Cependant, les désaccords et les animosités de la Turquie à l’égard des États-Unis étaient observables après les événements du 11 septembre 2001. La première crise de confiance majeure entre les deux alliés a eu lieu le 1er mars 2003 lorsque le parlement turc a refusé le passage et le stationnement en Turquie de 62000 militaires américains en route vers l’Irak (Schmid 2011). Cette crise a été surmontée après que la Turquie ait finalement décidé de rejoindre la coalition américaine dans laquelle elle a fourni un soutien logistique aux opérations (Schmid 2011). Il est donc nécessaire d’analyser plus en détail les principales questions qui divisent les puissances occidentales avec la Turquie.

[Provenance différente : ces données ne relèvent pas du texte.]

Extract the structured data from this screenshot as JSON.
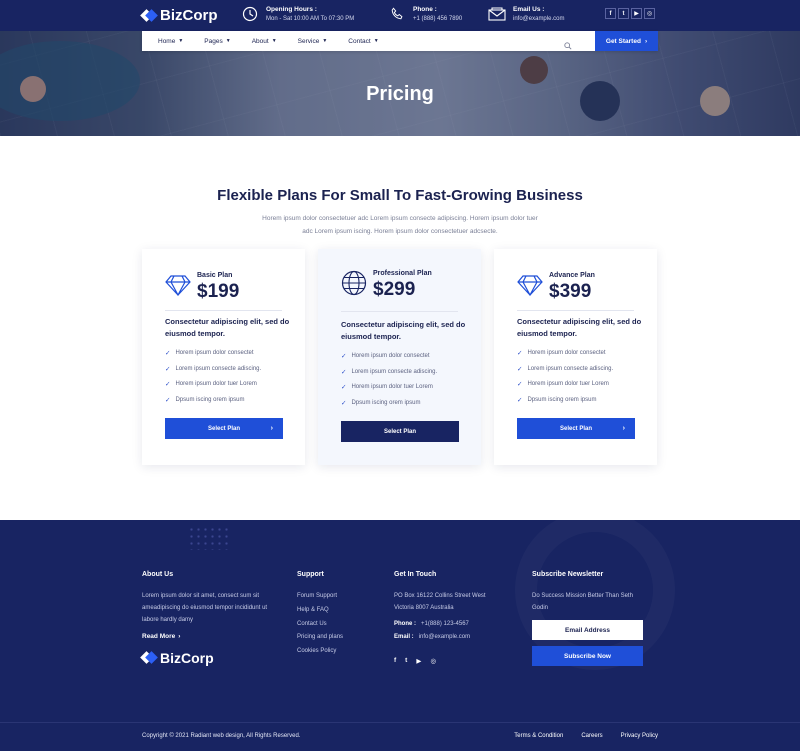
{
  "brand": {
    "name": "BizCorp",
    "accent": "#1f4fd8",
    "navy": "#182462"
  },
  "topbar": {
    "hours_label": "Opening Hours :",
    "hours_value": "Mon - Sat 10:00 AM To 07:30 PM",
    "phone_label": "Phone :",
    "phone_value": "+1 (888) 456 7890",
    "email_label": "Email Us :",
    "email_value": "info@example.com",
    "socials": [
      "f",
      "t",
      "▶",
      "◎"
    ]
  },
  "nav": {
    "items": [
      {
        "label": "Home"
      },
      {
        "label": "Pages"
      },
      {
        "label": "About"
      },
      {
        "label": "Service"
      },
      {
        "label": "Contact"
      }
    ],
    "cta_label": "Get Started"
  },
  "hero": {
    "title": "Pricing"
  },
  "pricing": {
    "title": "Flexible Plans For Small To Fast-Growing Business",
    "subtitle": "Horem ipsum dolor consectetuer adc Lorem ipsum consecte adipiscing. Horem ipsum dolor tuer adc Lorem ipsum iscing. Horem ipsum dolor consectetuer adcsecte.",
    "plans": [
      {
        "name": "Basic Plan",
        "price": "$199",
        "icon": "diamond-icon",
        "desc": "Consectetur adipiscing elit, sed do eiusmod tempor.",
        "features": [
          "Horem ipsum dolor consectet",
          "Lorem ipsum consecte adiscing.",
          "Horem ipsum dolor tuer Lorem",
          "Dpsum iscing orem ipsum"
        ],
        "button": "Select Plan"
      },
      {
        "name": "Professional Plan",
        "price": "$299",
        "icon": "globe-icon",
        "desc": "Consectetur adipiscing elit, sed do eiusmod tempor.",
        "features": [
          "Horem ipsum dolor consectet",
          "Lorem ipsum consecte adiscing.",
          "Horem ipsum dolor tuer Lorem",
          "Dpsum iscing orem ipsum"
        ],
        "button": "Select Plan"
      },
      {
        "name": "Advance Plan",
        "price": "$399",
        "icon": "diamond-icon",
        "desc": "Consectetur adipiscing elit, sed do eiusmod tempor.",
        "features": [
          "Horem ipsum dolor consectet",
          "Lorem ipsum consecte adiscing.",
          "Horem ipsum dolor tuer Lorem",
          "Dpsum iscing orem ipsum"
        ],
        "button": "Select Plan"
      }
    ]
  },
  "footer": {
    "about": {
      "title": "About Us",
      "text": "Lorem ipsum dolor sit amet, consect sum sit ameadipiscing do eiusmod tempor incididunt ut labore hardly damy",
      "read_more": "Read More"
    },
    "support": {
      "title": "Support",
      "links": [
        "Forum Support",
        "Help & FAQ",
        "Contact Us",
        "Pricing and plans",
        "Cookies Policy"
      ]
    },
    "contact": {
      "title": "Get In Touch",
      "address": "PO Box 16122 Collins Street West Victoria 8007 Australia",
      "phone_label": "Phone :",
      "phone_value": "+1(888) 123-4567",
      "email_label": "Email :",
      "email_value": "info@example.com",
      "socials": [
        "f",
        "t",
        "▶",
        "◎"
      ]
    },
    "newsletter": {
      "title": "Subscribe Newsletter",
      "text": "Do Success Mission Better Than Seth Godin",
      "email_placeholder": "Email Address",
      "button": "Subscribe Now"
    },
    "copyright": "Copyright © 2021 Radiant web design, All Rights Reserved.",
    "legal": [
      "Terms & Condition",
      "Careers",
      "Privacy Policy"
    ]
  }
}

Le recul des libertés fondamentales et la dérive autoritaire d’Erdogan
Le déclin des libertés fondamentales et le renforcement des pouvoirs du président Recep Tayyip Erdogan ont affaibli les relations des puissances de l’Union européenne (EU) avec la Turquie. Depuis l’échec de la tentative d’adhésion de la Turquie à l’UE, le Parti pour la justice et le développement (AKP) a progressivement conduit la Turquie vers la voie répressive et autoritaire. Depuis 2007, la Turquie a reculé dans la liberté de la presse, dans le droit à la liberté d’association et de réunion (Legrand 2018 ; Tayla 2012). En 2013, près de 2300 étudiants étaient emprisonnés, certains pour avoir porté un foulard qui soutenait la population kurde (Kurt 2019). La dérive autoritaire du président Erdogan s’est surtout accentuée depuis la tentative de coup d’État manquée de juillet 2016, qui concernait en 2018, plus de 96000 militaires, magistrats, professeurs, journalistes et avocats (Legrand 2018). En outre, la victoire de l’AKP au referendum constitutionnel de 2017 a permis au président Erdogan de former un régime présidentiel autoritaire qui lui permet de contrôler le pouvoir exécutif, législatif et judiciaire du pays (Insel 2017). L’évolution autoritaire du président Erdogan a entraîné des tensions diplomatiques entre la Turquie et les puissances européennes. En 2017, l’État allemand avait menacé le président turc de sanctions après la détention d’un militant allemand des droits humains (TV5 Monde 2017).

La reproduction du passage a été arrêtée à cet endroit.